Abstract
Bioenergetics is one of the oldest fields in microbiology research, yet the intricacies of these pathways in bacterial physiology remains poorly understood, especially outside of model organisms. Targeting bacterial metabolism is being increasingly recognized as a promising strategy in the fight against antimicrobial resistance (AMR); as by disrupting core energy pathways, the survival, adaptation or tolerance of a bacterium can be influenced. One metabolic pathway of growing interest is the electron transport chain (ETC) due to its roles in energy production, aerobic adaptation, and reactive oxygen species (ROS) generation. Several ETC components have already been identified as antimicrobial targets in Mycobacterium tuberculosis, and Staphylococcus aureus. This research focused on Enterococcus faecalis, a common hospital-associated pathogen with rising AMR. When provided with exogenous hemin, E. faecalis can assemble a simple but functional ETC consisting of a type II NADH:quinone oxidoreductase (Ndh2), demethylmenaquinone, and a cytochrome bd oxidase (CydAB). Additionally, its F-type ATPase/synthase can either generate ATP using a protonmotive force or hydrolyse ATP to maintain this gradient. Understanding these energy systems can reveal metabolic weak points in stress-tolerant organisms such as E. faecalis.

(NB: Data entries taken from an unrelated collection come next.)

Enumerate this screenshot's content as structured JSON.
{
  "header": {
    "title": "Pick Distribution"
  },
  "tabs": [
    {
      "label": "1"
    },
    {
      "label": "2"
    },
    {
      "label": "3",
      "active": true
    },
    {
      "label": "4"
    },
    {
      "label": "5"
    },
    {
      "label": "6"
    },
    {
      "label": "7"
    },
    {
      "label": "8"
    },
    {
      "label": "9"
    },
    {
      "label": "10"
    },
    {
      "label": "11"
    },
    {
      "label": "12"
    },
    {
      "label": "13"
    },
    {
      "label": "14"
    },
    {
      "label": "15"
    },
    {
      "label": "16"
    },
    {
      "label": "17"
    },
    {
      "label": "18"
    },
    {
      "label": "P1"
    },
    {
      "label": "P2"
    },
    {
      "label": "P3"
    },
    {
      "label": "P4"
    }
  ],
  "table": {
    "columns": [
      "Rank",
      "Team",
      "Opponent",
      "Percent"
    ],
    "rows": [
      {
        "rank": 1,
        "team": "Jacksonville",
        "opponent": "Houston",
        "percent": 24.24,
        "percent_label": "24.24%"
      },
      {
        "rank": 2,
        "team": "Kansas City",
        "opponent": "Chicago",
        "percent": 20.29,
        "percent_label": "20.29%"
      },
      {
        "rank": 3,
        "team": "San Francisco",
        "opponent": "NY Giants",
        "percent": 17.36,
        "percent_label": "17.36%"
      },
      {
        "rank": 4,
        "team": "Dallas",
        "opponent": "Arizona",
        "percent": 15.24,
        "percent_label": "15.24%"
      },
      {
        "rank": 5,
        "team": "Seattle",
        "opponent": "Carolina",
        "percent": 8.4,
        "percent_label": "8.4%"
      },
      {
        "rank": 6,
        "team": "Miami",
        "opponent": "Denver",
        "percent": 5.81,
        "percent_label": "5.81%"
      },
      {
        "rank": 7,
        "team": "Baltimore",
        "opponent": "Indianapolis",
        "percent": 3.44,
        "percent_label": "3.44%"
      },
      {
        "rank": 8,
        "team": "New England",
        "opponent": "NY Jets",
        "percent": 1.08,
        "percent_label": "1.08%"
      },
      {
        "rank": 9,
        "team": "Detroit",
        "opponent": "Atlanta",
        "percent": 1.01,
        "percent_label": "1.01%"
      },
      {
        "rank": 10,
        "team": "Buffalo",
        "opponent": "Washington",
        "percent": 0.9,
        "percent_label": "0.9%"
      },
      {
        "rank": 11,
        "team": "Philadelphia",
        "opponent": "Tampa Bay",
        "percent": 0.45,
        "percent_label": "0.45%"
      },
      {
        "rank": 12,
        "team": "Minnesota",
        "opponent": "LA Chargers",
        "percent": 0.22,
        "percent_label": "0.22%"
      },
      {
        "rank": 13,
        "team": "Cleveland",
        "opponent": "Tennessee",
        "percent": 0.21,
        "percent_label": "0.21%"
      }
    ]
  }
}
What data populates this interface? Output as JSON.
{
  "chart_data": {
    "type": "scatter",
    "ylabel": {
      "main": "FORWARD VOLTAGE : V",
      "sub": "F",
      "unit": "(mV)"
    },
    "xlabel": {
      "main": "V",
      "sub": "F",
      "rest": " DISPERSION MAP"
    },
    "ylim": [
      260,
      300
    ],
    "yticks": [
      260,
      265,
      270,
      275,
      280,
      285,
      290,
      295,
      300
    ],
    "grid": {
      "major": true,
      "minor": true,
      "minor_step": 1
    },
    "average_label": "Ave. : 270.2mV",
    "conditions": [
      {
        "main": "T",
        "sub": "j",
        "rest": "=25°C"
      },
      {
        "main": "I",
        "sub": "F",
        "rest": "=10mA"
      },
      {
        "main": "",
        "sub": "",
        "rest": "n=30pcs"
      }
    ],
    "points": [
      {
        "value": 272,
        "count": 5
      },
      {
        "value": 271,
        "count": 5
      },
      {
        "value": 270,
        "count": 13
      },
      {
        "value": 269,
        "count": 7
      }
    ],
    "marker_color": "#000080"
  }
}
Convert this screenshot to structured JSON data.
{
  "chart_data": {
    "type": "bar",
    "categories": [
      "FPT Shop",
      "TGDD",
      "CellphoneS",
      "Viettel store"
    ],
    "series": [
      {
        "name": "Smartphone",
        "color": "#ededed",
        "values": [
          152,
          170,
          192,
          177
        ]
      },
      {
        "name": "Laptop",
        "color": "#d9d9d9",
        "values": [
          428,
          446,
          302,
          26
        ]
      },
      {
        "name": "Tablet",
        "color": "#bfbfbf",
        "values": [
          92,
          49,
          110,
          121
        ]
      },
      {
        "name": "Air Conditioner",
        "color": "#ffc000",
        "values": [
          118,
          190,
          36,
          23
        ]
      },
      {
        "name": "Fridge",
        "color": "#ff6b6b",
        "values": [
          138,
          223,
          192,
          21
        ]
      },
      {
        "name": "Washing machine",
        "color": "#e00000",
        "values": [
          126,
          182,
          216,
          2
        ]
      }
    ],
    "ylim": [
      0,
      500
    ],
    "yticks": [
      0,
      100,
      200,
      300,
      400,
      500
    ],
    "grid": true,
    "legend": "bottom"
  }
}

In this work, the aerobic respiratory components were assessed with respect to the metabolism and energetics of E. faecalis across different nutrient conditions and oxygen levels. Metabolic profiling, oxygen consumption assays, and growth kinetics were used to identify a non- essential but significant shift in the metabolomes of E. faecalis with the loss of cydAB or the alternative cytosolic NADH oxidase. Protocols to quantify the protonmotive force were established and consequently used to establish the reverse activity of an F-type ATPase/synthase is the primary generator of proton gradient. Furthermore, the native membrane potential of E. faecalis was classified as intrinsically low which points to the proton gradient as the dominant mechanism of the PMF. Finally, the effects of the respiratory chain on antimicrobial susceptibility were explored. A novel vulnerability in NADH homeostasis was identified, which translated to increased sensitivity to redox-cycling antimicrobial clofazimine in E. faecalis. Fluorescence microscopy techniques were developed to monitor ROS accumulation, and show remarkable robustness to ROS damage. These techniques elucidated a remarkable tolerance to membrane depolarization in E. faecalis, which may explain its resilience to antibiotics like daptomycin. This work highlights the importance of bioenergetics in understanding and targeting metabolic resilience in clinically relevant bacteria.